The Mudcat Café TM
Thread #140184   Message #3221158
Posted By: Jim Carroll
10-Sep-11 - 11:53 AM
Thread Name: 100 sings that changed history?
Subject: RE: 100 sings that changed history?
"Lilliburlero had a very strong political impact"
Some of the information I gathered for a talk on Song and History" on the song which is said to have "sung a king out of three nations".
Jim Carroll

According to legend this tune first appears in 1641 in Ulster. Richard Talbot (1630-1691), a Catholic and royalist, had been made Earl of Tyrconnel after the Restoration and King James II later appointed him Lord Lieutenant of Ireland (1686). He pursued strong pro-Catholic policies. Even after James was deposed in England Tyrconnel governed Ireland in James' name. Irish Catholic forces were eventually defeated by William. English and Irish Protestants took up the song as their melody during that time.
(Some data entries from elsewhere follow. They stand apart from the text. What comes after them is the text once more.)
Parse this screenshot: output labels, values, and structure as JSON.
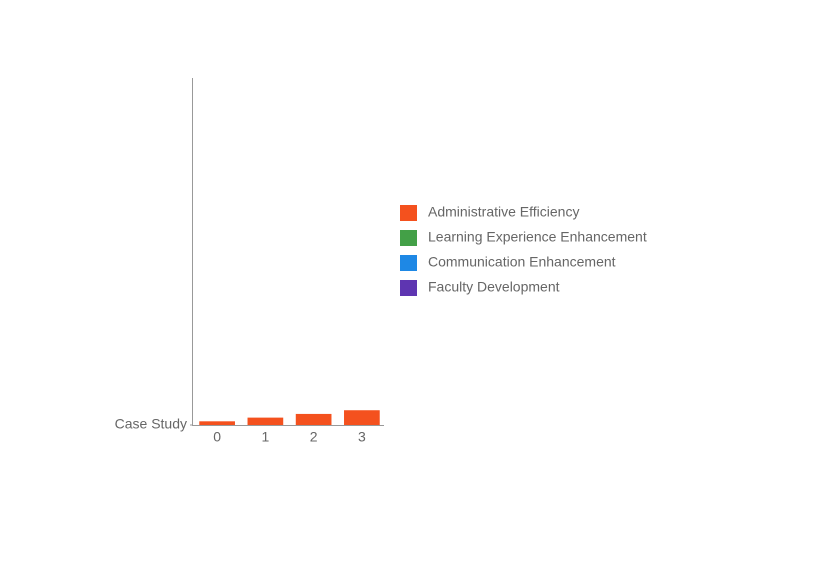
{
  "chart_data": {
    "type": "bar",
    "categories": [
      "0",
      "1",
      "2",
      "3"
    ],
    "series": [
      {
        "name": "Administrative Efficiency",
        "color": "#f4511e",
        "values": [
          1,
          2,
          3,
          4
        ]
      },
      {
        "name": "Learning Experience Enhancement",
        "color": "#43a047",
        "values": [
          0,
          0,
          0,
          0
        ]
      },
      {
        "name": "Communication Enhancement",
        "color": "#1e88e5",
        "values": [
          0,
          0,
          0,
          0
        ]
      },
      {
        "name": "Faculty Development",
        "color": "#5e35b1",
        "values": [
          0,
          0,
          0,
          0
        ]
      }
    ],
    "ylim": [
      0,
      94
    ],
    "yticks": [
      {
        "value": 0,
        "label": "Case Study"
      }
    ],
    "legend": "right"
  }
}
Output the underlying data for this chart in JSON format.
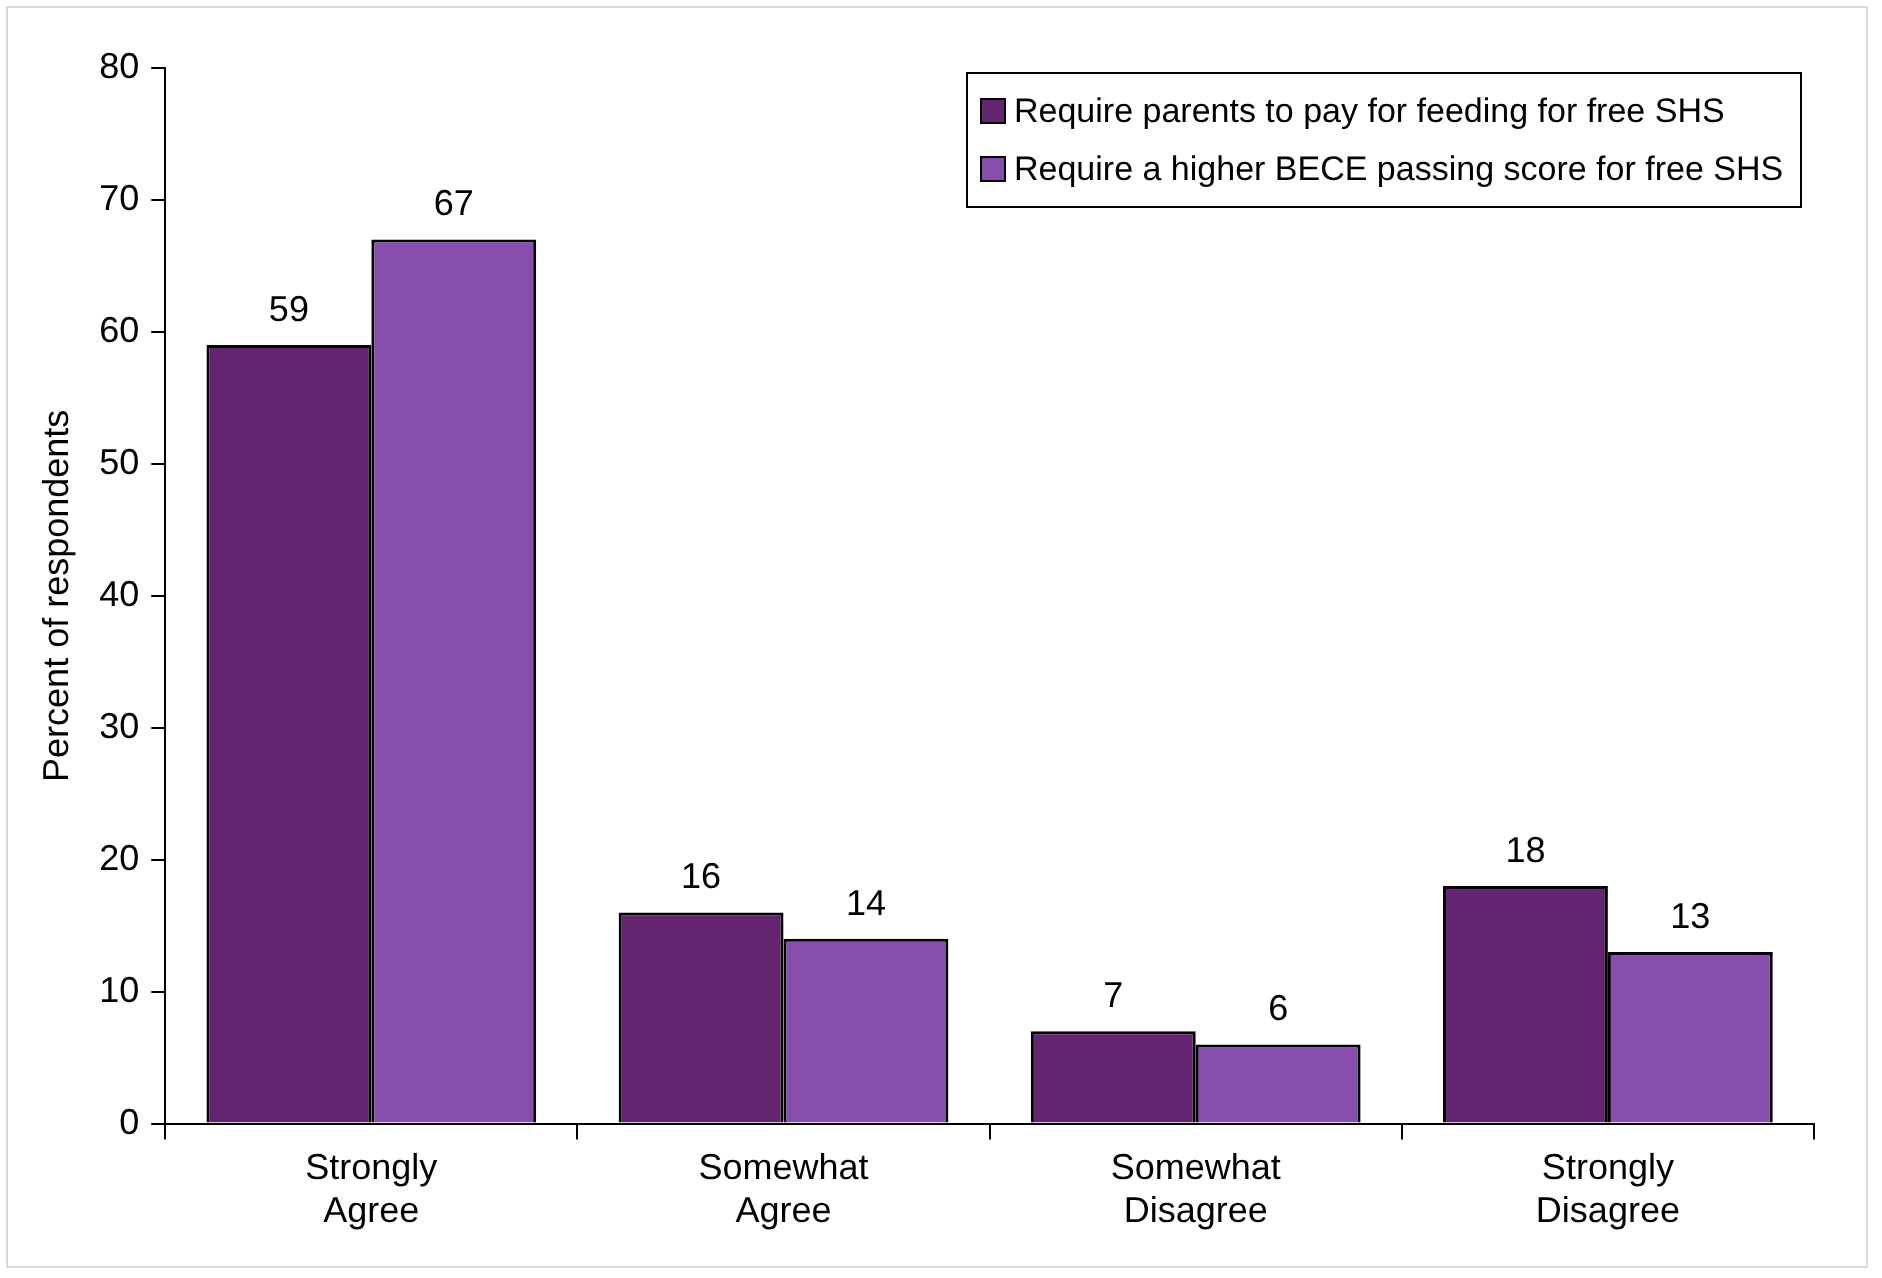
{
  "chart_data": {
    "type": "bar",
    "ylabel": "Percent of respondents",
    "categories": [
      "Strongly Agree",
      "Somewhat Agree",
      "Somewhat Disagree",
      "Strongly Disagree"
    ],
    "series": [
      {
        "name": "Require parents to pay for feeding for free SHS",
        "color": "#632570",
        "values": [
          59,
          16,
          7,
          18
        ]
      },
      {
        "name": "Require a higher BECE passing score for free SHS",
        "color": "#874fab",
        "values": [
          67,
          14,
          6,
          13
        ]
      }
    ],
    "ylim": [
      0,
      80
    ],
    "yticks": [
      0,
      10,
      20,
      30,
      40,
      50,
      60,
      70,
      80
    ],
    "grid": false,
    "legend": "top right",
    "data_labels": true
  }
}
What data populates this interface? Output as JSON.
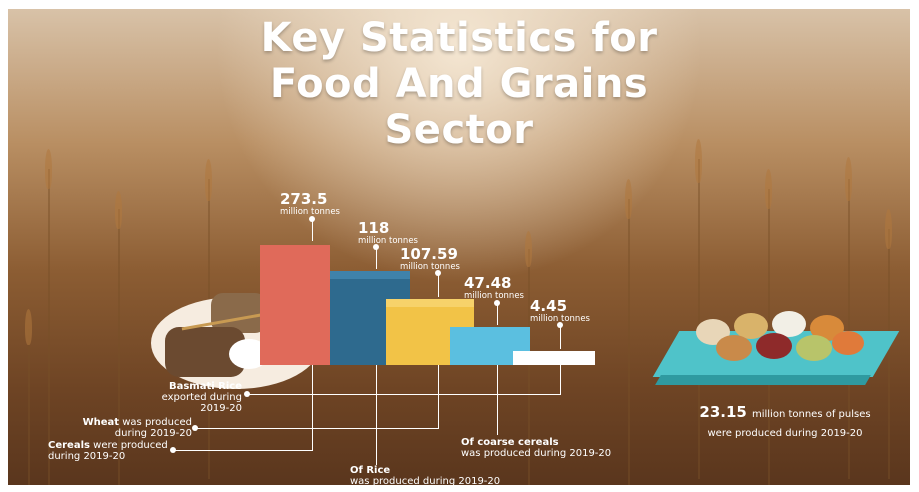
{
  "title": {
    "line1": "Key Statistics for",
    "line2": "Food And Grains",
    "line3": "Sector"
  },
  "chart_data": {
    "type": "bar",
    "categories": [
      "Cereals",
      "Of Rice",
      "Wheat",
      "Of coarse cereals",
      "Basmati Rice"
    ],
    "values": [
      273.5,
      118,
      107.59,
      47.48,
      4.45
    ],
    "unit": "million tonnes",
    "colors": [
      "#e06a5a",
      "#2e6a8e",
      "#f2c347",
      "#5bbfe0",
      "#ffffff"
    ]
  },
  "bars": [
    {
      "value": "273.5",
      "unit": "million tonnes"
    },
    {
      "value": "118",
      "unit": "million tonnes"
    },
    {
      "value": "107.59",
      "unit": "million tonnes"
    },
    {
      "value": "47.48",
      "unit": "million tonnes"
    },
    {
      "value": "4.45",
      "unit": "million tonnes"
    }
  ],
  "descriptions": {
    "basmati_bold": "Basmati Rice",
    "basmati_rest": "exported during 2019-20",
    "wheat_bold": "Wheat",
    "wheat_rest1": "was produced",
    "wheat_rest2": "during 2019-20",
    "cereals_bold": "Cereals",
    "cereals_rest1": "were produced",
    "cereals_rest2": "during 2019-20",
    "rice_bold": "Of Rice",
    "rice_rest": "was produced during 2019-20",
    "coarse_bold": "Of coarse cereals",
    "coarse_rest": "was produced during 2019-20"
  },
  "pulses": {
    "value": "23.15",
    "text1": "million tonnes of pulses",
    "text2": "were produced during 2019-20"
  },
  "icons": {
    "grain_sacks": "grain-sacks-illustration",
    "pulses": "pulses-platform-illustration"
  }
}
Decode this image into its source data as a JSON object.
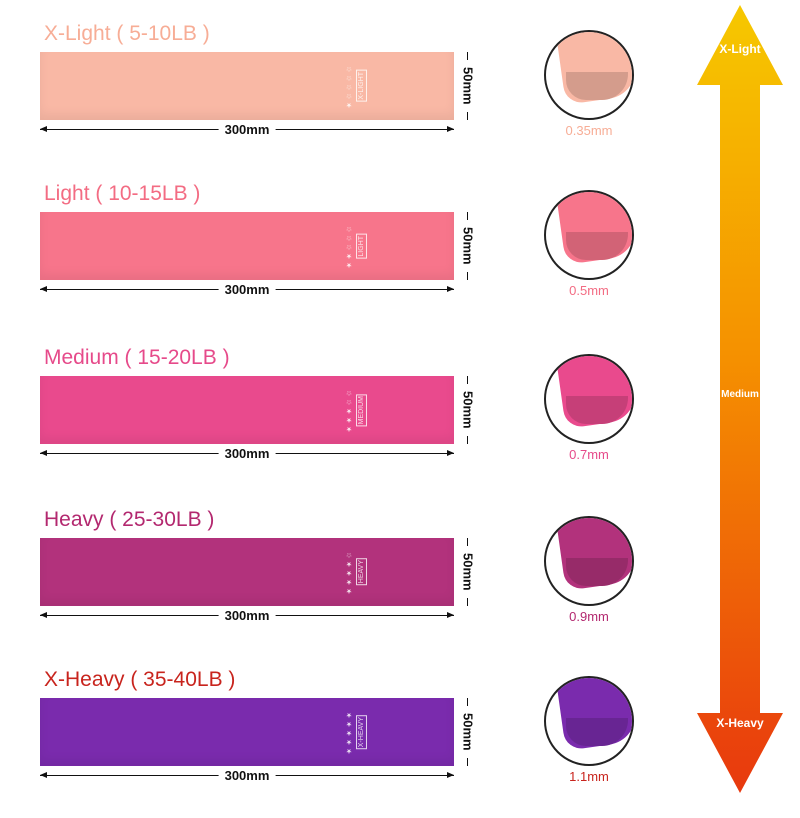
{
  "bands": [
    {
      "title": "X-Light ( 5-10LB )",
      "level": "X-LIGHT",
      "stars": "★☆☆☆☆",
      "length": "300mm",
      "width": "50mm",
      "thickness": "0.35mm",
      "color": "#f9b8a5",
      "title_color": "#f7ad96"
    },
    {
      "title": "Light ( 10-15LB )",
      "level": "LIGHT",
      "stars": "★★☆☆☆",
      "length": "300mm",
      "width": "50mm",
      "thickness": "0.5mm",
      "color": "#f7758b",
      "title_color": "#f36c83"
    },
    {
      "title": "Medium ( 15-20LB )",
      "level": "MEDIUM",
      "stars": "★★★☆☆",
      "length": "300mm",
      "width": "50mm",
      "thickness": "0.7mm",
      "color": "#e94a8d",
      "title_color": "#e64a8a"
    },
    {
      "title": "Heavy ( 25-30LB )",
      "level": "HEAVY",
      "stars": "★★★★☆",
      "length": "300mm",
      "width": "50mm",
      "thickness": "0.9mm",
      "color": "#b2327c",
      "title_color": "#b3286f"
    },
    {
      "title": "X-Heavy ( 35-40LB )",
      "level": "X-HEAVY",
      "stars": "★★★★★",
      "length": "300mm",
      "width": "50mm",
      "thickness": "1.1mm",
      "color": "#7a2bad",
      "title_color": "#c8241d"
    }
  ],
  "scale": {
    "top": "X-Light",
    "middle": "Medium",
    "bottom": "X-Heavy",
    "colors": [
      "#f6c800",
      "#f59000",
      "#e8380e"
    ]
  }
}
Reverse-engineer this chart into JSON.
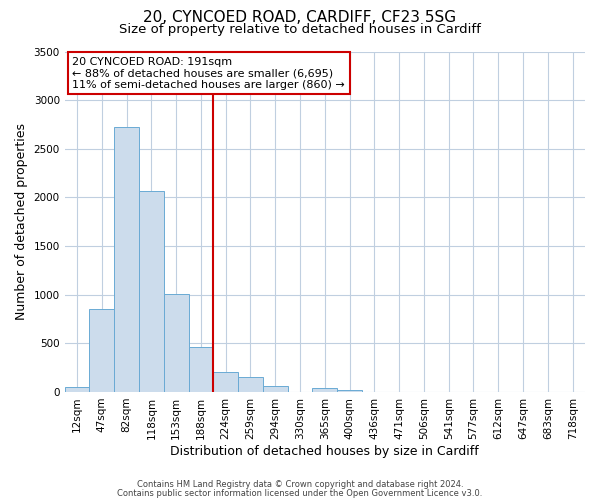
{
  "title_line1": "20, CYNCOED ROAD, CARDIFF, CF23 5SG",
  "title_line2": "Size of property relative to detached houses in Cardiff",
  "xlabel": "Distribution of detached houses by size in Cardiff",
  "ylabel": "Number of detached properties",
  "bar_labels": [
    "12sqm",
    "47sqm",
    "82sqm",
    "118sqm",
    "153sqm",
    "188sqm",
    "224sqm",
    "259sqm",
    "294sqm",
    "330sqm",
    "365sqm",
    "400sqm",
    "436sqm",
    "471sqm",
    "506sqm",
    "541sqm",
    "577sqm",
    "612sqm",
    "647sqm",
    "683sqm",
    "718sqm"
  ],
  "bar_values": [
    55,
    850,
    2720,
    2070,
    1010,
    460,
    210,
    150,
    60,
    0,
    40,
    20,
    0,
    0,
    0,
    0,
    0,
    0,
    0,
    0,
    0
  ],
  "bar_color": "#ccdcec",
  "bar_edge_color": "#6aaad4",
  "vline_x": 5.5,
  "vline_color": "#cc0000",
  "ylim": [
    0,
    3500
  ],
  "yticks": [
    0,
    500,
    1000,
    1500,
    2000,
    2500,
    3000,
    3500
  ],
  "annotation_title": "20 CYNCOED ROAD: 191sqm",
  "annotation_line1": "← 88% of detached houses are smaller (6,695)",
  "annotation_line2": "11% of semi-detached houses are larger (860) →",
  "annotation_box_color": "#ffffff",
  "annotation_box_edge": "#cc0000",
  "footer1": "Contains HM Land Registry data © Crown copyright and database right 2024.",
  "footer2": "Contains public sector information licensed under the Open Government Licence v3.0.",
  "bg_color": "#ffffff",
  "grid_color": "#c0cfe0",
  "title_fontsize": 11,
  "subtitle_fontsize": 9.5,
  "tick_fontsize": 7.5,
  "label_fontsize": 9,
  "annotation_fontsize": 8,
  "footer_fontsize": 6
}
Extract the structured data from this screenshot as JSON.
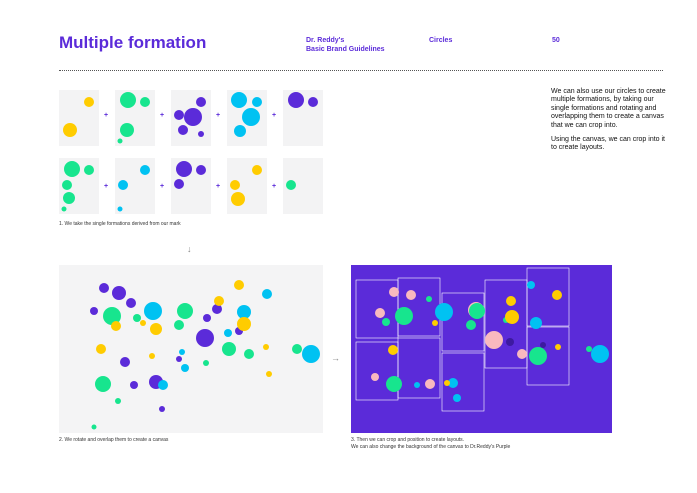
{
  "header": {
    "title": "Multiple formation",
    "brand_line1": "Dr. Reddy's",
    "brand_line2": "Basic Brand Guidelines",
    "section": "Circles",
    "page_number": "50"
  },
  "plus_sign": "+",
  "down_arrow": "↓",
  "right_arrow": "→",
  "captions": {
    "step1": "1. We take the single formations derived from our mark",
    "step2": "2. We rotate and overlap them to create a canvas",
    "step3": "3. Then we can crop and position to create layouts.\nWe can also change the background of the canvas to Dr.Reddy's Purple"
  },
  "side_text": {
    "paragraph1": "We can also use our circles to create multiple formations, by taking our single formations and rotating and overlapping them to create a canvas that we can crop into.",
    "paragraph2": "Using the canvas, we can crop into it to create layouts."
  },
  "colors": {
    "purple": "#5b2bd9",
    "green": "#17e58e",
    "yellow": "#ffcc00",
    "blue": "#00c2f2",
    "pink": "#f9b9bf",
    "tile_bg": "#f3f3f4",
    "canvas_bg": "#f4f4f5"
  }
}
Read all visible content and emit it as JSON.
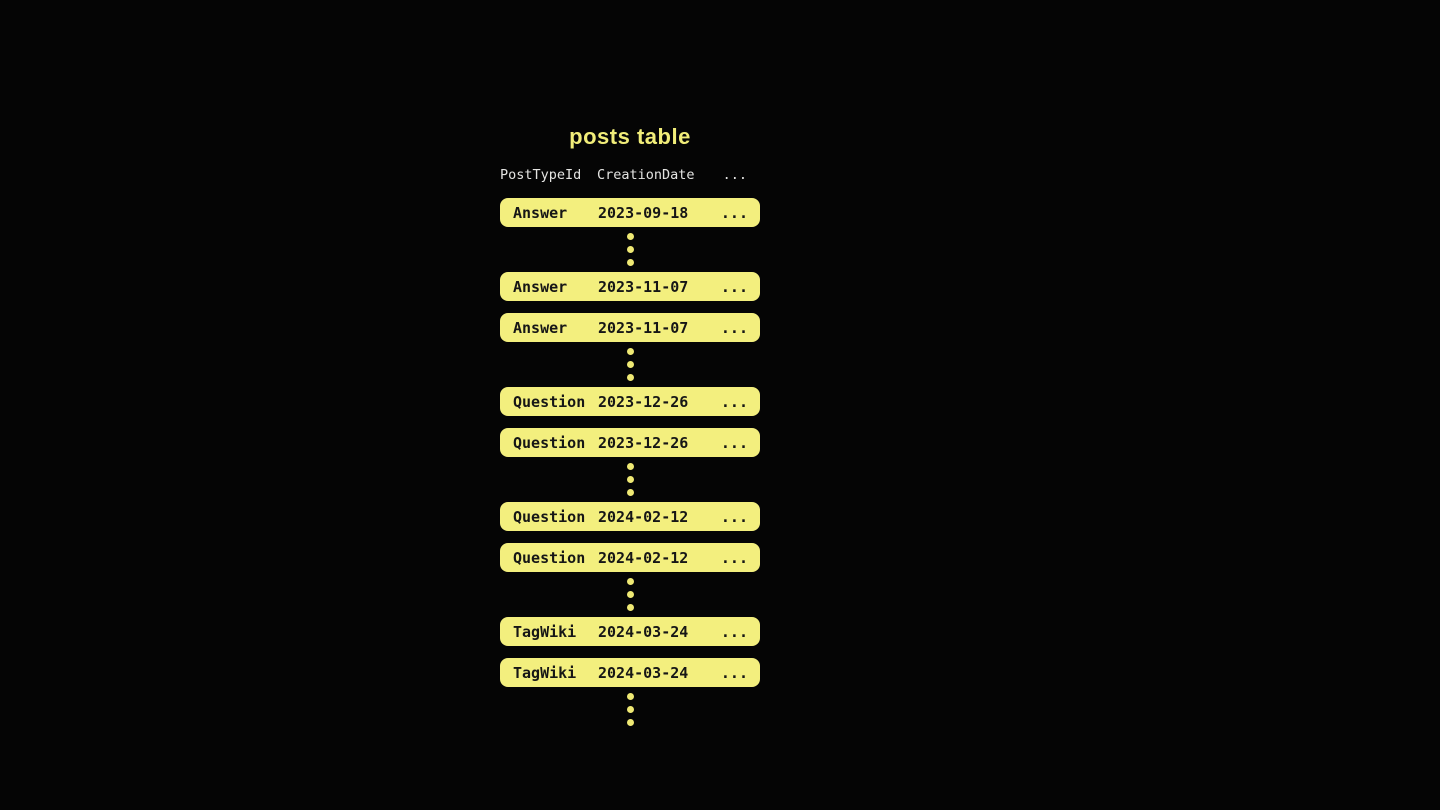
{
  "title": "posts table",
  "columns": [
    "PostTypeId",
    "CreationDate",
    "..."
  ],
  "ellipsis_cell": "...",
  "rows": [
    {
      "type": "Answer",
      "date": "2023-09-18"
    },
    {
      "dots": true
    },
    {
      "type": "Answer",
      "date": "2023-11-07"
    },
    {
      "type": "Answer",
      "date": "2023-11-07"
    },
    {
      "dots": true
    },
    {
      "type": "Question",
      "date": "2023-12-26"
    },
    {
      "type": "Question",
      "date": "2023-12-26"
    },
    {
      "dots": true
    },
    {
      "type": "Question",
      "date": "2024-02-12"
    },
    {
      "type": "Question",
      "date": "2024-02-12"
    },
    {
      "dots": true
    },
    {
      "type": "TagWiki",
      "date": "2024-03-24"
    },
    {
      "type": "TagWiki",
      "date": "2024-03-24"
    },
    {
      "dots": true
    }
  ],
  "colors": {
    "background": "#050505",
    "row_fill": "#f3ef7e",
    "row_text": "#161616",
    "header_text": "#e4e4e2",
    "title_text": "#f1ed79",
    "dot": "#efe974"
  }
}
According to one source the words "lillibulero" and "bullen al-a" were used as a rallying cry for the Irish to recognize one another in the uprising in 1641. Later (1687) Thomas, Lord Wharton (1640-1715), wrote a set of satirical verses titled Lillibolero regarding the Irish problems and set them to a melody arranged by Henry Purcell in 1678. Purcell's arrangement was based on an older tune under the name Quickstep which appeared in Robert Carr's Delightful Companion (1686). It became popular immediately. After the Stuarts were deposed, Lord Wharton, a strong supporter of William III, boasted that he had "rhymed James out of three kingdoms" with his tune.*
However, Irish writer Brendan Behan claimed the words of the chorus were a corruption of the Gaelic: "An lili ba leir e, ba linn an la" - roughly "The lily won the day for us."** A forum post at Digital Tradition reveals that according to Sources of Irish Traditional Music (1998) it translates as: Lilli/ bu le'ir o/, bu linn an la/ - Lilli will be manifest, the day will be ours. William Lilly (1602-1681) was a famous astrologer who made predictions regarding British politics of the time. One prediction was the Prophecy of the White King (made in 1644 after Marston Moor), which predicted a King would be beheaded or killed. Lilly wrote a letter to Charles I warning him of the prophecy Anther theory, from Songs That Made History by H. E. Piggot, states the refrain came from a popular Irish song when James II (a Roman Catholic) came to the throne which had the Irish words, "Lere, lere, burlere." Lere meant religion or faith and burlere meant your faith. Piggot says a form of the tune was printed in 1661 in An Antidote against Melancholy which was set to words beginning There was an old man of Waltham Cross.
Wharton never publicly supported the Stuarts. As a member of the House of Commons Wharton supported the bill to bar James from the succession because of his Catholicism. When William won the war, Wharton was given prominent posts. There is speculation that Wharton referred to the Lilly prophecy, and used the Gaelic words to disguise them because when he wrote the words the Stuarts were still in power.
John Gay used the tune in The Beggar's Opera. It was the British Broadcasting Corporation's signature theme during World War II.
"Brother Teague" was then the nickname of the Irishmen (as "John Bull" would later be for Englishmen).